Il était une fois un roi qui tomba malade et nul ne crut qu'il en réchapperait. Il avait trois fils qui l'aimaient beaucoup et en furent très affectés.
Un jour qu'ils se trouvaient dans le jardin du palais et se lamentaient, ils virent -venir à eux un vieillard qui leur demanda le sujet de leur chagrin. Ils lui apprirent que leur père était très malade, que les remèdes n'étaient d'aucune efficacité, et que certainement il ne se rétablirait pas.
Le vieux leur dit alors :
- Je connais un remède, c'est l'eau de vie ; votre père
guérira s'il en boit, mais il n'est pas facile à
trouver.
Laîné dit :
- Je la trouverai bien moi.
Il se rendit auprès du roi malade et lui demanda
L'autorisation de se mettre à la recherche de ce remède
souverain. Mais le roi lui répondit qu'il préférait
mourir plutôt que de consentir à ce que son fils
s'exposât aux dangers de cette expédition. Cependant le
prince insista tant que le roi céda. Le jeune homme se
disait : " Si je rapporte cette eau à mon père, je
deviendrai le préféré et hériterai de la couronne.
"
Il se mit donc en route, et,
après avoir longtemps chevauché, il trouva sur sa route
un nain qui lui demanda où il allait si vite :
- Méchant nain, cela ne te regarde pas, lui répondit-il
avec hauteur. Et il continua sa route.
Mais le, petit homme fut irrité de cette réponse et il
lui jeta un sort. Le prince s'engagea bientôt entre deux
montagnes, dans une gorge qui se resserra tellement qu'il
ne, put bientôt plus avancer, il lui fut également
impossible de revenir sur ses pas. Il voulut mettre pied
à terre, impossible encore, il demeura donc dans cet
état d'immobilité. L'auguste malade l'attendit
longtemps, mais il ne revint pas.
Le second prince demanda alors
à son père l'autorisation de se mettre, à la recherche
de l'eau salutaire. Le roi refusa également tout
d'abord, mais il finit par céder.
Le jeune homme prit donc le même chemin, et rencontra le
même nain qui l'arrêta également et lui demanda où il
se rendait avec tant de hâte.
- Méchant nain, cela ne te regarde pas, lui répondit le
second prince. Et il s'en fut sans se retourner.

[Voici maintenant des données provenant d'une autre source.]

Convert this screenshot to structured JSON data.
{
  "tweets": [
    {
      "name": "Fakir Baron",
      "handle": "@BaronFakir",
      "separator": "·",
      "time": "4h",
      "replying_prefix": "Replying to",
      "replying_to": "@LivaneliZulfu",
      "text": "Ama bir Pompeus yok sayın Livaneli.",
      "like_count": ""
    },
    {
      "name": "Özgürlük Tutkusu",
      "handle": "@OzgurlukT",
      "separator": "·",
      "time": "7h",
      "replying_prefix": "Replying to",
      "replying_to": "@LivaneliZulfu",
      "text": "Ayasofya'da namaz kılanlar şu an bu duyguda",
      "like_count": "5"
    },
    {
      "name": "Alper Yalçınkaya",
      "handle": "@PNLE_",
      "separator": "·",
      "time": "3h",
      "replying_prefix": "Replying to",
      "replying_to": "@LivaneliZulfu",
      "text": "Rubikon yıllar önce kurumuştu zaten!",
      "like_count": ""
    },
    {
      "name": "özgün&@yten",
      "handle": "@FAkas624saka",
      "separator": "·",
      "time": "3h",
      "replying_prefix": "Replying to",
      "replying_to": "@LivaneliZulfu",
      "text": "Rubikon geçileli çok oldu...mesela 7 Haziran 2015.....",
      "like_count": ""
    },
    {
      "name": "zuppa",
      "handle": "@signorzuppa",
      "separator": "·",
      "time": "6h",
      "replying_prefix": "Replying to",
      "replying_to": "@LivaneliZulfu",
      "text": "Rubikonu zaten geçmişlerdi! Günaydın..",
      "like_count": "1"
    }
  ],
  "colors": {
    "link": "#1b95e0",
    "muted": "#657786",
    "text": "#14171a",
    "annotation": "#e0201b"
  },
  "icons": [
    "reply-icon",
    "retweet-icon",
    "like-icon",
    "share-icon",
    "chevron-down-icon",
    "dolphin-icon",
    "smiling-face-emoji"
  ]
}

Mais le nain lui jeta également un sort et il s'engagea
comme son frère dans une gorge d'où il ne put sortir.
C'est le lot des orgueilleux.
Voyant que ses frères ne revenaient pas, le troisième, prince sollicita à son tour l'autorisation de se mettre à la recherche de l'eau de vie et son père dut le laisser partir.
Il rencontra également le
nain, et quand celui-ci lui demanda où il se rendait en
si grande hâte, il arrêta son cheval et lui répondit
obligeamment :
- Je suis en quête de l'eau de vie, car mort père est
à l'agonie.
- Sais-tu où la trouver lui demanda le petit homme.
- Non, répondit le prince.
- Je vais te l'apprendre et te dire comment tu y
arriveras, puisque tu t'es mieux conduit que tes frères.
L'eau de vie jaillit d'une fontaine qui se trouve dans la
cour d'un château enchanté ; tu n'y accéderas pas sans
une baguette de fer et deux petits pains que je vais te
remettre. Avec la baguette tu frapperas trois fois à la
porte de fer du château et elle s'ouvrira ; à
l'intérieur tu verras deux lions qui voudront te
dévorer. En leur jetant à chacun un pain, ils se
calmeront, tu te hâteras alors d'aller chercher l'eau de
vie avant que sonnent douze coups, car à ce moment-là
la porte se referme et tu te trouverais emprisonné.
Le prince remercia avec effusion, prit la baguette et les
pains et suivit sa route. Il arriva à destination et
trouva tout comme le nain le lui avait prédit. La porte
s'ouvrit au troisième, coup de baguette, et, après
avoir apprivoisé les lions avec le pain, il pénétra
dans le château. Il entra dans une grande, salle
richement décorée où étaient assis des princes
enchantés. Il retira leurs bagues de leurs doigts et
prit un pain et un glaive qui se trouvait là.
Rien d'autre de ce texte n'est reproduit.